Banks are tasked with the responsibility to guard the depositors and prevent fraudulent withdrawals. To this effect, the banks have put in place various verification methods to ascertain the identity of the drawer and ensure the correctness of the details in the instruments presented before it. Majorly, fraudulent withdrawals usually occur through the Automated Teller Machines (ATMs) services and checks. Banks normally use signature identification to ensure the correctness of the details of the client. Despite this, fraudsters are still able to manipulate the system by forging the signature on checks or altering the details of drawn checks (Geva, 2012). Depositors must guard the bank details and checkbooks from being used by unintended persons, as was decided in the case of Arrow Transfer v. RBC. However, the banks have the bigger role of safeguarding the depositors’ money. Banks are not protected from liability in the event of a forgery.

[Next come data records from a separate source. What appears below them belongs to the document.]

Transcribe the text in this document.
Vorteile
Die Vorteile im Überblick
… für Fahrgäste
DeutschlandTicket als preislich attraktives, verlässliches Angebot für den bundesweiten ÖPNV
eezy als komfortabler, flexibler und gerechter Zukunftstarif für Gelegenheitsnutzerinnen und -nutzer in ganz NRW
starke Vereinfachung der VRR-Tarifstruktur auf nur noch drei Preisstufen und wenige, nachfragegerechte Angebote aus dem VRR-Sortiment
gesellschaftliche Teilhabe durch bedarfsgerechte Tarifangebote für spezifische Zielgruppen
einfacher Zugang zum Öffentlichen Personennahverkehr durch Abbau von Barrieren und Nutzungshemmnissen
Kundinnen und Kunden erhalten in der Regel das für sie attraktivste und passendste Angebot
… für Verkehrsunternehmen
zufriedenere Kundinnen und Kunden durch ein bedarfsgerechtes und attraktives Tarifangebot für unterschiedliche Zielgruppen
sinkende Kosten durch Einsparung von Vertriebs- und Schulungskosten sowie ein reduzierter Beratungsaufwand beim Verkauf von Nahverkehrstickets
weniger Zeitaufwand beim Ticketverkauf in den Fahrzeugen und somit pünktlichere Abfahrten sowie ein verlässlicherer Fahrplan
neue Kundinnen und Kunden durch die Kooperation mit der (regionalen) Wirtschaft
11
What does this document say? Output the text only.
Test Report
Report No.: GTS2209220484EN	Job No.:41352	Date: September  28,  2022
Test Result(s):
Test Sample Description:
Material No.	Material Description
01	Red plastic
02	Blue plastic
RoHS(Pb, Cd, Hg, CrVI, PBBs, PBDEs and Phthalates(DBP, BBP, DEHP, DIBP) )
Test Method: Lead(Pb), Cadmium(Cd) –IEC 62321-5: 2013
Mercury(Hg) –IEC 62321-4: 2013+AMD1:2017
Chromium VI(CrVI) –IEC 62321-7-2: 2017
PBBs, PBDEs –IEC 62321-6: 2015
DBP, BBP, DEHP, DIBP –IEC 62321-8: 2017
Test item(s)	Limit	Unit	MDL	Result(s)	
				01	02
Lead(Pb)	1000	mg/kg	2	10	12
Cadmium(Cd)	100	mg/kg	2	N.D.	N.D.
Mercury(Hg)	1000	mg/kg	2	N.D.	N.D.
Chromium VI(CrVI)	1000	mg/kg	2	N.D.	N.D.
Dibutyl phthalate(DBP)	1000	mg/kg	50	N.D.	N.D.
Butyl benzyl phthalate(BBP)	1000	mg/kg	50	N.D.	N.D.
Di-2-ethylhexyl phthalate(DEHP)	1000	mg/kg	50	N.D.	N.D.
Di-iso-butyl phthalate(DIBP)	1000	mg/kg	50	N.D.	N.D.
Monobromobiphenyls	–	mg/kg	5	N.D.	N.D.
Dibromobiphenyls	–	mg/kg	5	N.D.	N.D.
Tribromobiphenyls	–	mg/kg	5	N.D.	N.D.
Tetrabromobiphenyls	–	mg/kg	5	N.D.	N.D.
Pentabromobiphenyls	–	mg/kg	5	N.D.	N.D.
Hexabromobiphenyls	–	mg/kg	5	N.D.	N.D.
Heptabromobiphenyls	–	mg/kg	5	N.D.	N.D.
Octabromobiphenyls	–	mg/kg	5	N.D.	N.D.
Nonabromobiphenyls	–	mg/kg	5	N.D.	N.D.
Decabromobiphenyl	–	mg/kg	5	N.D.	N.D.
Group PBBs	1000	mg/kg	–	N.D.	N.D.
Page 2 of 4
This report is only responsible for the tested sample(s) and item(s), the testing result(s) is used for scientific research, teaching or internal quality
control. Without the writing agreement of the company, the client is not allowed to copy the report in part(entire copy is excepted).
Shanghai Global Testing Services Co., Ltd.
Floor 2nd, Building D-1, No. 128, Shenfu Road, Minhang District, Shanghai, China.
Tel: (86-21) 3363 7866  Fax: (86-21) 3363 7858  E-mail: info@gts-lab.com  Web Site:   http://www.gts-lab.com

 The Uniform Commercial Code (UCC) outlines the rights and remedies of parties affected by the forged check. Firstly, the check does not pass a good title to the third party, as there is neither privity nor negotiation between the drawer and drawee. However, an innocent third party who has derived rights under the arrangement has recourse under the Code (Geva, 2012). The party can sue the drawer by enjoinment. However, it is the fraudulent party who has to bear the consequences of the forgery as they benefited from the scheme (Geva, 2000). There is no room for rectification of a check. Once a check is drawn and it turns to be erroneous, it is cancelled forthwith. According to the facts in the case study, the store cannot legitimately claim $ 990 from Isa’s bank. However, the store can claim the amount owing from Martin through the court process. There exists no privity or agreement between Isa and the store. The only circumstances when the check is transferrable are when it is not defective.

Under the Bill of Exchange Act (BEA), the collecting bank bears the risk of fraud (Booysen, 2012). Under s. 165(3) of the Act, the store had the responsibility to check and ascertain the correctness of the details on the check. It is apparent that the store did not conduct due diligence before cashing the check. In this case, the convenient store assumes the role of the collecting bank. Thus, the losses lie with the bank. However, the store can claim the money by pursuing fraud charges against Martin. However, the store cannot claim any money from the Isa since there is no privity or negotiation. Had the check not been altered, the store could have claimed the $90. However, in the present case, the store cannot claim from Isa, on account of the document being erroneous and adulterated.

The provisions of the ULB are modeled on the UCC. As in the former case, the store will not be able to recover any money from Isa’s bank since there is no privity of contract. However, the store can successfully sue for the $90 from Isa. The store can only be able to do this by enjoining Isa in the court proceedings, as opposed to lodging a direct claim against Isa. With regard to the outstanding amount, the store can sue martin personally under fraud to recover the money. Overly, it is incumbent upon the receiving bank or convenient store to ensure the correctness of the details presented in the check.

References

Booysen, S. (2012). Verification Duties, Conclusive Evidence Clauses, and Fraud by Bank Employees. Banking and Finance Law Review p. 687.

Geva, B. (2000). Forged Check Endorsement Losses under the UCC: The Role of Policy in the Emergence of Law Merchant from Common Law. Wayne Law Review 45.4 (2000): 1733-1788.

Geva, B. (2012). Forgery Losses: Banks Beware! National Banking Law Review.Vol. 31, No. 6.